Furthermore, consultancies should re-think their service offering. Instead of trying to diversify their service portfolio horizontally, constantly expanding the scope of their expertise and competing on pricing, they should think of complementary services within the narrow scope of their expertise.

Some examples of such services that can be offered over a long period include:

  • Audits: Conducting quarterly audits to ensure the client remains on the right path – after all, it’s cheaper for a client to address a problem the moment it occurs than try to fix it down the line when it spreads and multiplies.

  • Training: Conducting regular training sessions for the latest hires will bring new employees up to speed on the processes, technologies, and practices of the client that the consultancy helped develop.

  • Monitoring: Offering regular monitoring and insights – these can be exclusive reports or sessions that would bring the client up to speed on the trends and patterns the firm has observed over the last 6 months, the previous year, etc. Have competitors introduced new technologies that allowed them to reduce operational costs significantly? Are there regulatory developments brewing that risk negatively impacting the client’s business?

  • Guidance: Providing C-level ‘over-the-shoulder’ guidance to give them peace of mind during critical transformations (with a subscription).

There are many other ways to vertically extend the service offering to protect market positioning – I offer various ideas in a separate post on the subject.

These service offerings should be designed to provide real value without expanding the scope of expertise – to the contrary, offering the firm an opportunity to deepen its expertise. This is what I witness high-performance consultancies do on repeat.

Securing the 70% sweet spot

So where should the journey of getting to the 70% sweet spot commence?

  • Key account management: I recommend that consultancies begin by upping their account management game. Consulting leaders/owners and their teams alike should learn best practices for key account management and cross-selling. Key account management is a skill. It involves keeping your finger on the pulse of your clients' needs, priorities, and goals. This requires regular check-ins and continuous engagement via education. This is the only way to discover opportunities for deeper cooperation.

  • High altitude of involvement: The most impactful client development and cross-selling happen at the C-level. Consultancies that want to develop long-term engagements with their clients should strive to develop trust and ongoing communication with the C-level. This is an opportunity to understand the biggest pain points of clients' business – what business goals they want to achieve and the macro problems they are facing on a daily basis.

  • Multithreading: In order to infuse the relationships with clients with stability, consultancies should strive to connect deeply and broadly within the client organization. Why? Because people change jobs all the time. Establishing relations across an organization and showing the value of the consultancy's work across the board makes the account more stable in the event of a direct contact or champion changing roles or leaving the company altogether.

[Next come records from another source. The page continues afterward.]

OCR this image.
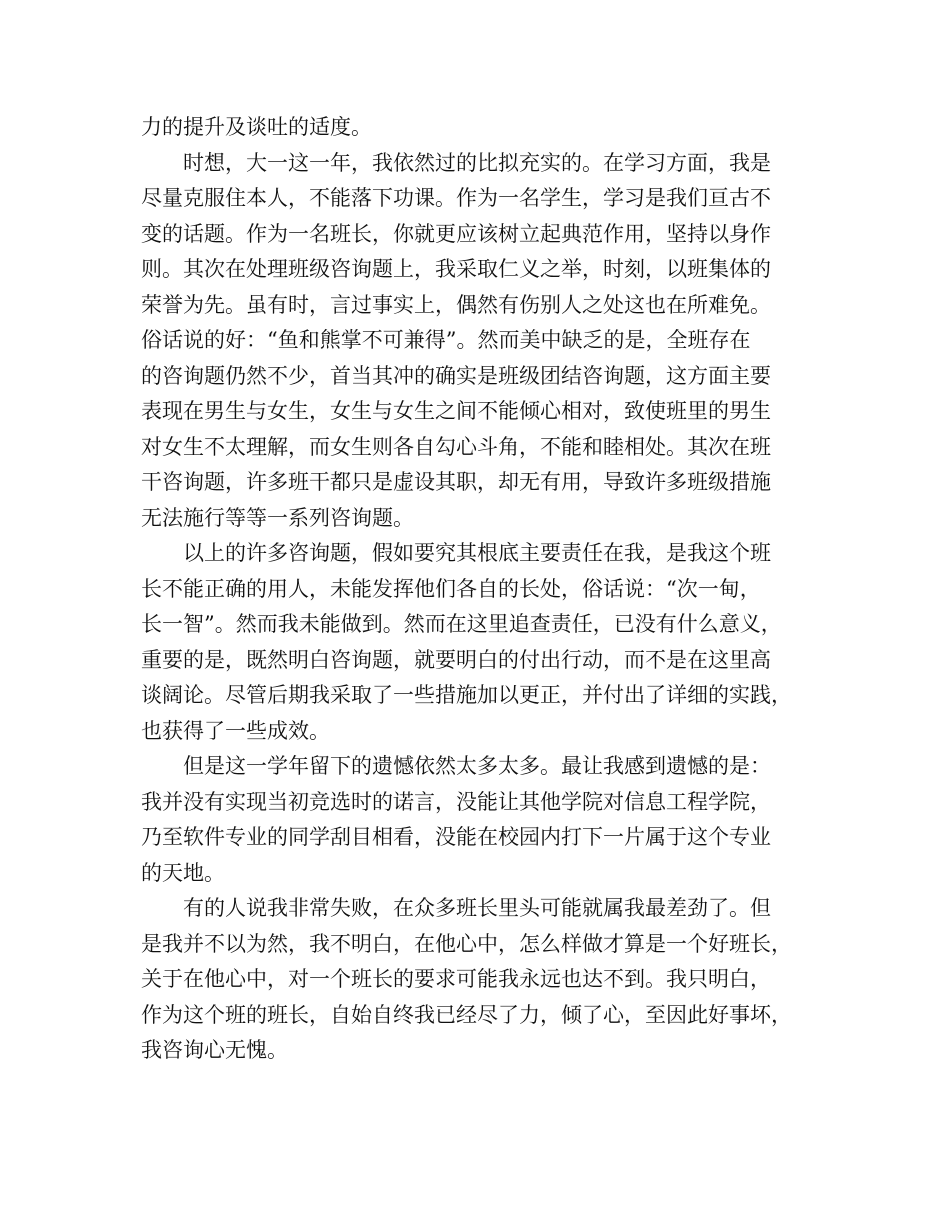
力的提升及谈吐的适度。
时想，大一这一年，我依然过的比拟充实的。在学习方面，我是
尽量克服住本人，不能落下功课。作为一名学生，学习是我们亘古不
变的话题。作为一名班长，你就更应该树立起典范作用，坚持以身作
则。其次在处理班级咨询题上，我采取仁义之举，时刻，以班集体的
荣誉为先。虽有时，言过事实上，偶然有伤别人之处这也在所难免。
俗话说的好：“鱼和熊掌不可兼得”。然而美中缺乏的是，全班存在
的咨询题仍然不少，首当其冲的确实是班级团结咨询题，这方面主要
表现在男生与女生，女生与女生之间不能倾心相对，致使班里的男生
对女生不太理解，而女生则各自勾心斗角，不能和睦相处。其次在班
干咨询题，许多班干都只是虚设其职，却无有用，导致许多班级措施
无法施行等等一系列咨询题。
以上的许多咨询题，假如要究其根底主要责任在我，是我这个班
长不能正确的用人，未能发挥他们各自的长处，俗话说：“次一甸，
长一智”。然而我未能做到。然而在这里追查责任，已没有什么意义，
重要的是，既然明白咨询题，就要明白的付出行动，而不是在这里高
谈阔论。尽管后期我采取了一些措施加以更正，并付出了详细的实践，
也获得了一些成效。
但是这一学年留下的遗憾依然太多太多。最让我感到遗憾的是：
我并没有实现当初竞选时的诺言，没能让其他学院对信息工程学院，
乃至软件专业的同学刮目相看，没能在校园内打下一片属于这个专业
的天地。
有的人说我非常失败，在众多班长里头可能就属我最差劲了。但
是我并不以为然，我不明白，在他心中，怎么样做才算是一个好班长，
关于在他心中，对一个班长的要求可能我永远也达不到。我只明白，
作为这个班的班长，自始自终我已经尽了力，倾了心，至因此好事坏，
我咨询心无愧。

  • Strategic service offering design: To be able to maintain clients past the initially contracted service, consultancies should re-imagine their service offering. As mentioned earlier, it's about designing services that do not push the boundaries of an existing expertise domain but rather deepen the value or provide complimentary benefits for clients within the same domain. The initial client engagement then becomes a trust-building exercise, where the consultancy proves its ability to deliver value and is able to successfully secure a long-term relationship with that client.

In conclusion

Running a consulting business can be overwhelming. I get that. 

There is the constant pressure to be on top of things. Economic uncertainty doesn’t help. 

However, consulting leaders should never let the stress and the pressure of managing and growing a consulting business create chaos in their approach. 

Metrics, targets, and ratios allow consulting leaders to find their bearings amid uncertainty. 

They enable consulting owners and partners to be deliberate in their farming and hunting efforts. They force consultancies never to lose sight of long-term goals.